In a multivariate mixed effects state space model, the population effects and subject random deviations of any variable can be modeled by different stochastic processes. These processes can differ between variables, allowing great flexibility in the modeling. In addition, the model provides multiple ways to characterize interactions between the variables. However, the expensive computational cost is a major hindrance to the application of the mixed effects state space model to data with large numbers of individuals. Let $m$ be the number of individuals. The current most efficient version of the Kalman filter, the univariate treatment, has time complexity O($m^3$) and space complexity O($m^2$). The univariate treatment can handle only a few hundred individuals at a high computational cost.

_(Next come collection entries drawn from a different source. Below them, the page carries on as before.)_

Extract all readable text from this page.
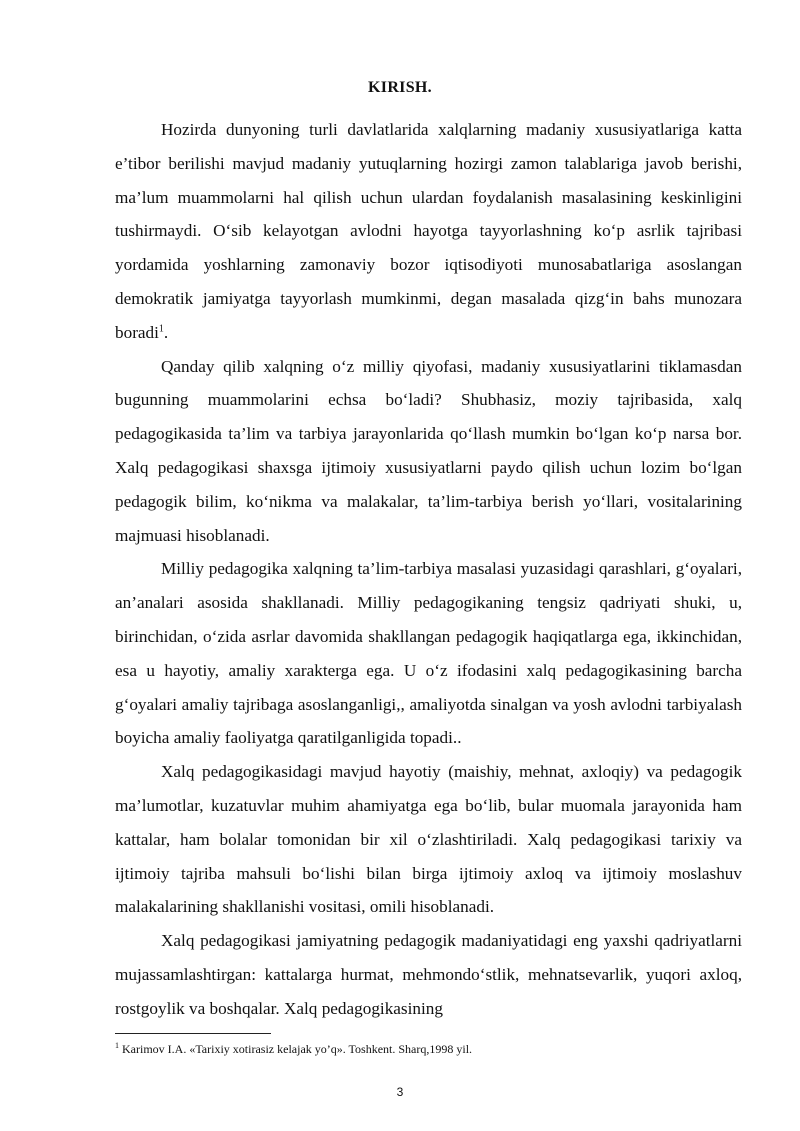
KIRISH.

Hozirda dunyoning turli davlatlarida xalqlarning madaniy xususiyatlariga katta e’tibor berilishi mavjud madaniy yutuqlarning hozirgi zamon talablariga javob berishi, ma’lum muammolarni hal qilish uchun ulardan foydalanish masalasining keskinligini tushirmaydi. O‘sib kelayotgan avlodni hayotga tayyorlashning ko‘p asrlik tajribasi yordamida yoshlarning zamonaviy bozor iqtisodiyoti munosabatlariga asoslangan demokratik jamiyatga tayyorlash mumkinmi, degan masalada qizg‘in bahs munozara boradi$^1$.

Qanday qilib xalqning o‘z milliy qiyofasi, madaniy xususiyatlarini tiklamasdan bugunning muammolarini echsa bo‘ladi? Shubhasiz, moziy tajribasida, xalq pedagogikasida ta’lim va tarbiya jarayonlarida qo‘llash mumkin bo‘lgan ko‘p narsa bor. Xalq pedagogikasi shaxsga ijtimoiy xususiyatlarni paydo qilish uchun lozim bo‘lgan pedagogik bilim, ko‘nikma va malakalar, ta’lim-tarbiya berish yo‘llari, vositalarining majmuasi hisoblanadi.

Milliy pedagogika xalqning ta’lim-tarbiya masalasi yuzasidagi qarashlari, g‘oyalari, an’analari asosida shakllanadi. Milliy pedagogikaning tengsiz qadriyati shuki, u, birinchidan, o‘zida asrlar davomida shakllangan pedagogik haqiqatlarga ega, ikkinchidan, esa u hayotiy, amaliy xarakterga ega. U o‘z ifodasini xalq pedagogikasining barcha g‘oyalari amaliy tajribaga asoslanganligi,, amaliyotda sinalgan va yosh avlodni tarbiyalash boyicha amaliy faoliyatga qaratilganligida topadi..

Xalq pedagogikasidagi mavjud hayotiy (maishiy, mehnat, axloqiy) va pedagogik ma’lumotlar, kuzatuvlar muhim ahamiyatga ega bo‘lib, bular muomala jarayonida ham kattalar, ham bolalar tomonidan bir xil o‘zlashtiriladi. Xalq pedagogikasi tarixiy va ijtimoiy tajriba mahsuli bo‘lishi bilan birga ijtimoiy axloq va ijtimoiy moslashuv malakalarining shakllanishi vositasi, omili hisoblanadi.

Xalq pedagogikasi jamiyatning pedagogik madaniyatidagi eng yaxshi qadriyatlarni mujassamlashtirgan: kattalarga hurmat, mehmondo‘stlik, mehnatsevarlik, yuqori axloq, rostgoylik va boshqalar. Xalq pedagogikasining

$^1$ Karimov I.A. «Tarixiy xotirasiz kelajak yo’q». Toshkent. Sharq,1998 yil.
3
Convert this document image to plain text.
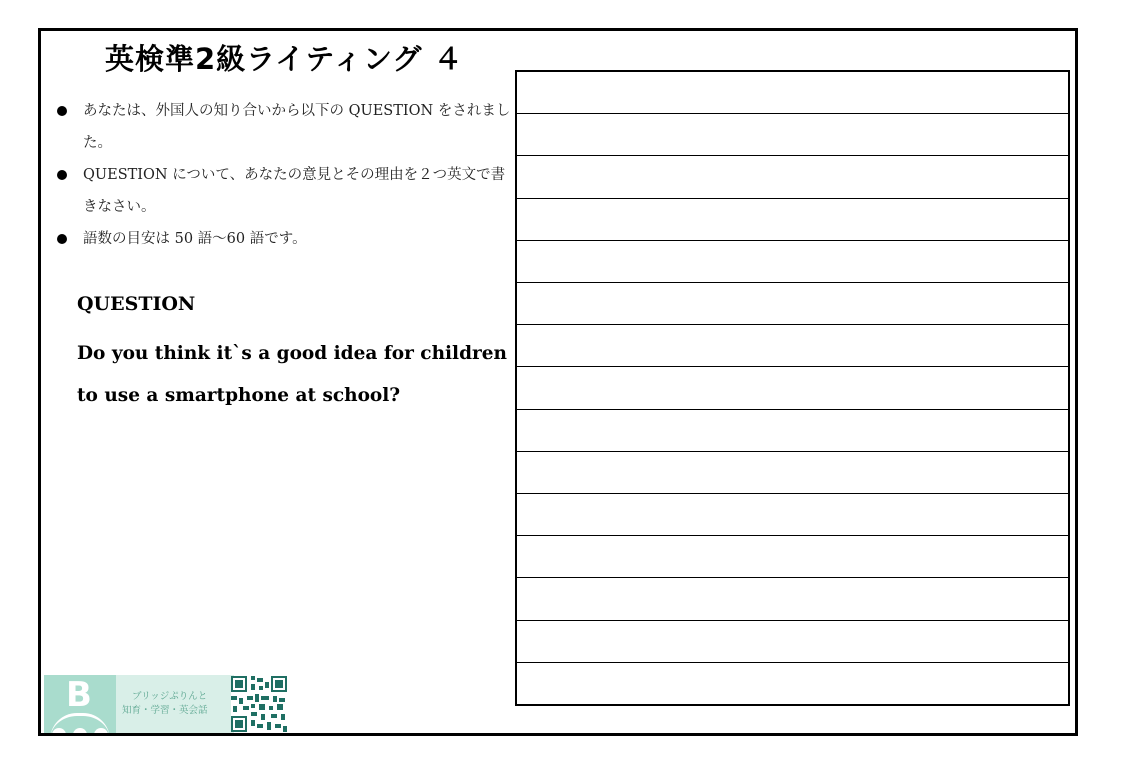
英検準2級ライティング ４
あなたは、外国人の知り合いから以下の QUESTION をされました。
QUESTION について、あなたの意見とその理由を２つ英文で書きなさい。
語数の目安は 50 語〜60 語です。
QUESTION
Do you think it`s a good idea for children to use a smartphone at school?
B	ブリッジぷりんと
知育・学習・英会話
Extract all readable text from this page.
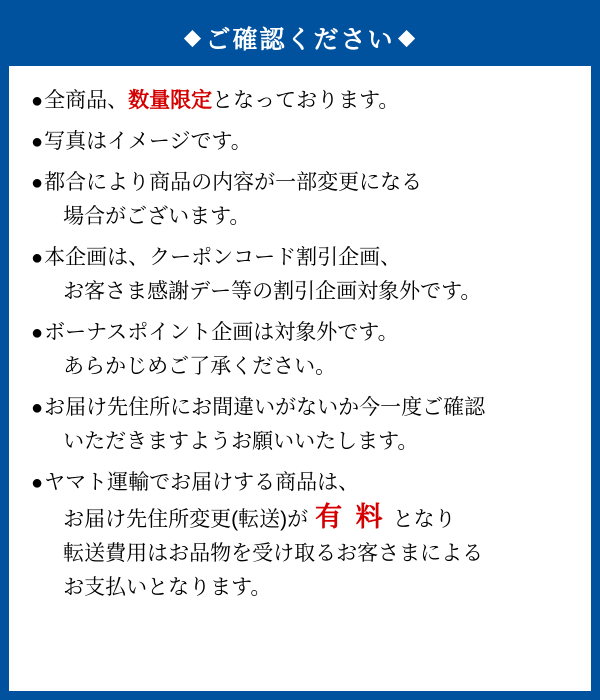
◆ ご確認ください ◆
● 全商品、数量限定となっております。
● 写真はイメージです。
● 都合により商品の内容が一部変更になる
場合がございます。
● 本企画は、クーポンコード割引企画、
お客さま感謝デー等の割引企画対象外です。
● ボーナスポイント企画は対象外です。
あらかじめご了承ください。
● お届け先住所にお間違いがないか今一度ご確認
いただきますようお願いいたします。
● ヤマト運輸でお届けする商品は、
お届け先住所変更(転送)が 有 料 となり
転送費用はお品物を受け取るお客さまによる
お支払いとなります。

We discover special structures in the Kalman filter of the mixed effects state space model and develop a new algorithm to exploit these structures. This reduces both time and space complexity to O($m$) and enables easy modeling of hundreds of thousands of individuals without parallel computing, although it is also highly parallelizable.
We further extend the mixed effects state space model to a joint modeling framework, in which a mixed effects state space model characterizes longitudinal data and a logistic regression models the survival probability. The true values of the longitudinal variables, modeled by the latent state of the state space model, are used as predictors in the logistic regression.
Our joint model can (i) characterize the evolution of longitudinal variables and interactions between them, (ii) model the relationship between the survival probability and longitudinal variables/external covariates, and (iii) perform online predictions for longitudinal variables and survival probability.
We develop another efficient algorithm for the computation of the maximum likelihood estimates of parameters in the joint model with time and space complexity both linear in $m$.